Virtualisation technology for agile, efficient data centres

October 11, 2009 12:34 am | Updated 12:34 am IST - CHENNAI

The market transition to virtualisation has developed an opportunity to create a more agile and efficient infrastructure for resources within the data centre.

Companies have turned to virtualisation technologies for servers and data centres to simplify administration and reduce management chores and operating costs while maintaining reliability and safeguarding against disasters.

B.S. Nagarajan, Senior Technology Consultant, VMware India, says that a key benefit of virtualisation technology is the ability to contain and consolidate the number of servers in a data centre. This allows businesses to run multiple applications and workload manager on the same server.

Taking this forward, the VMware recently announced VMware vSphere 4, the industry’s first cloud operating system, transforming data centres into simplified cloud infrastructure. It allows flexible, reliable IT services to be delivered both within internal clouds as well as from external clouds.

Mr. Nagarajan says that the VMware vSphere 4 aggregates and holistically manages large pools of infrastructure processors, storage and networking as a seamless, flexible and dynamic operating environment.

For enterprise IT organisations, VMware vSphere 4 brings the power of cloud computing to the enterprise data centre, immediately slashing IT costs, while strategically positioning to be the IT service provider of the future. For hosting service providers, the VMware vSphere 4 provides a more economic and efficient path to becoming a cloud service provider that is compatible with customer’s internal data centres.

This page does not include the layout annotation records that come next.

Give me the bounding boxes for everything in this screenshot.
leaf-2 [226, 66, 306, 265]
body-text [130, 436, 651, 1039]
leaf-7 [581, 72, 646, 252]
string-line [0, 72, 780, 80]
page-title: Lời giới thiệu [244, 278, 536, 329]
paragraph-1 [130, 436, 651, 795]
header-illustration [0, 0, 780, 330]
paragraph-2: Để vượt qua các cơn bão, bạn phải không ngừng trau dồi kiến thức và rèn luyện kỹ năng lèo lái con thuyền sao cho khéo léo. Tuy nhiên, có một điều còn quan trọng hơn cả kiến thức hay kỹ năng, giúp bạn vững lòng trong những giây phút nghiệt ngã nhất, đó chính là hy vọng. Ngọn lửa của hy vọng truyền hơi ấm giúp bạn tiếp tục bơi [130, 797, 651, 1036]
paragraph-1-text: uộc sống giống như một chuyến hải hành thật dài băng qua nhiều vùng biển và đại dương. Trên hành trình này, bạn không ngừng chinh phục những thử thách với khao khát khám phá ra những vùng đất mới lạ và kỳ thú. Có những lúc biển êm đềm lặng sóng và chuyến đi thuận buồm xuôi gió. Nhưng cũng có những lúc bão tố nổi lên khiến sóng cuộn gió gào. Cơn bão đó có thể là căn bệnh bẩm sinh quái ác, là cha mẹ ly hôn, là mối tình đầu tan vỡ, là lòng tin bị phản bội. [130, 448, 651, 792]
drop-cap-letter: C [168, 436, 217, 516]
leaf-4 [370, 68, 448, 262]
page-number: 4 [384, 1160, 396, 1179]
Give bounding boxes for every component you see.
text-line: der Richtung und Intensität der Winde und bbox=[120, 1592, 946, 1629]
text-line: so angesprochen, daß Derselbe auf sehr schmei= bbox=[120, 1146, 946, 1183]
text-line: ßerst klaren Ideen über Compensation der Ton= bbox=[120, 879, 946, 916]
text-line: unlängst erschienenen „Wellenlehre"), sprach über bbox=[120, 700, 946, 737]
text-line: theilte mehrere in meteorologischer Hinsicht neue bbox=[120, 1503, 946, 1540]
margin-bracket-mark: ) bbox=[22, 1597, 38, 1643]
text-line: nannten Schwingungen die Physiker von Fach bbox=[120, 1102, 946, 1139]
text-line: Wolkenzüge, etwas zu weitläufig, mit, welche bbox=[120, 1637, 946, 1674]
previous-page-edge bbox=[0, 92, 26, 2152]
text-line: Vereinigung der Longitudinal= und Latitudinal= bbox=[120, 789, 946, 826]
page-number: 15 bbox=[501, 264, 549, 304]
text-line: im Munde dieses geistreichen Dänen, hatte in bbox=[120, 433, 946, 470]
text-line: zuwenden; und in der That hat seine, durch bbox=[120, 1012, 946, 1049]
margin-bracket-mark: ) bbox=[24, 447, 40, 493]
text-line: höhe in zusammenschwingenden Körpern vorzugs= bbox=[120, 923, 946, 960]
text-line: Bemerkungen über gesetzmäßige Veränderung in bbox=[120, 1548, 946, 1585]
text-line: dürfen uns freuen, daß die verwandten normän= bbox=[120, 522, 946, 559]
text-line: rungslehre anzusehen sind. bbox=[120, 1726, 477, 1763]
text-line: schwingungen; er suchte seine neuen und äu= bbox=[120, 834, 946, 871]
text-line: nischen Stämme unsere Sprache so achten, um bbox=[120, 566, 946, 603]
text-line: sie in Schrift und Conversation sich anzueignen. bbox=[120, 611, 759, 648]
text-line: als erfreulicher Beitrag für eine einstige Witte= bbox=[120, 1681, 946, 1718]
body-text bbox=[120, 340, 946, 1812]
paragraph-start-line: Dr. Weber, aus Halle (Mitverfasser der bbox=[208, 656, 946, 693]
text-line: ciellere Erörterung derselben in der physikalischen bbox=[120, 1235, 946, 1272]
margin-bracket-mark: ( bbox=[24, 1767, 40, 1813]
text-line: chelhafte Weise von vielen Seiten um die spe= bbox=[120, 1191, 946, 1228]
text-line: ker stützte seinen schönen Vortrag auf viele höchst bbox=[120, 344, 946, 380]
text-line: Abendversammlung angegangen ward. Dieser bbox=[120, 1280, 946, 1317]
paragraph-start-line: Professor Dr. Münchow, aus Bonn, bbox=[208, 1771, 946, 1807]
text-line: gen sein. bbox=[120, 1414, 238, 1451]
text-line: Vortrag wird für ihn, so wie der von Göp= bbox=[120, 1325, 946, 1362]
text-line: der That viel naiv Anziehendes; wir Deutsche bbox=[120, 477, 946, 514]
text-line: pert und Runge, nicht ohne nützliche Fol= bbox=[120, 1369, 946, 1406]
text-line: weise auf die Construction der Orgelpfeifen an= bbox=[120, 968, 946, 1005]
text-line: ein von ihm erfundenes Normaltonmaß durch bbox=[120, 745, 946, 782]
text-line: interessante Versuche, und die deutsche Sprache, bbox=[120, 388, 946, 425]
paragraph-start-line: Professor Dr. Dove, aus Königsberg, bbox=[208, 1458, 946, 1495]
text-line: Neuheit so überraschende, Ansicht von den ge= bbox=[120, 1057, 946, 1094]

Sumit Mukhija, National Sales Manager (Data Centre), Cisco India & SAARC, said based on the Cisco’s understanding of this evolution, it recently launched the Unified Computing System (UCS), a newly designed data centre platform. It computes the network and increases the storage access.

The Cisco expects that this ability will extend to communications resources in future, whereby it would provide the ability to do away with the ubiquitous desk telephone and simply have an application on the PC that handles all the tasks of the telephone.

The UCS reduces the infrastructure needed in today’s systems by over 30 per cent, simplifying operations, reducing power and cooling costs. It also increases departmental productivity so that adding additional capacity or replacing failed systems can be done in minutes, not days.

Other companies, including HP, IBM and Microsoft, are also targeting a share of the market and industry reports predict that revenue associated with the managed services market will grow from nearly $30 billion in 2008 to nearly $43 billion in 2013.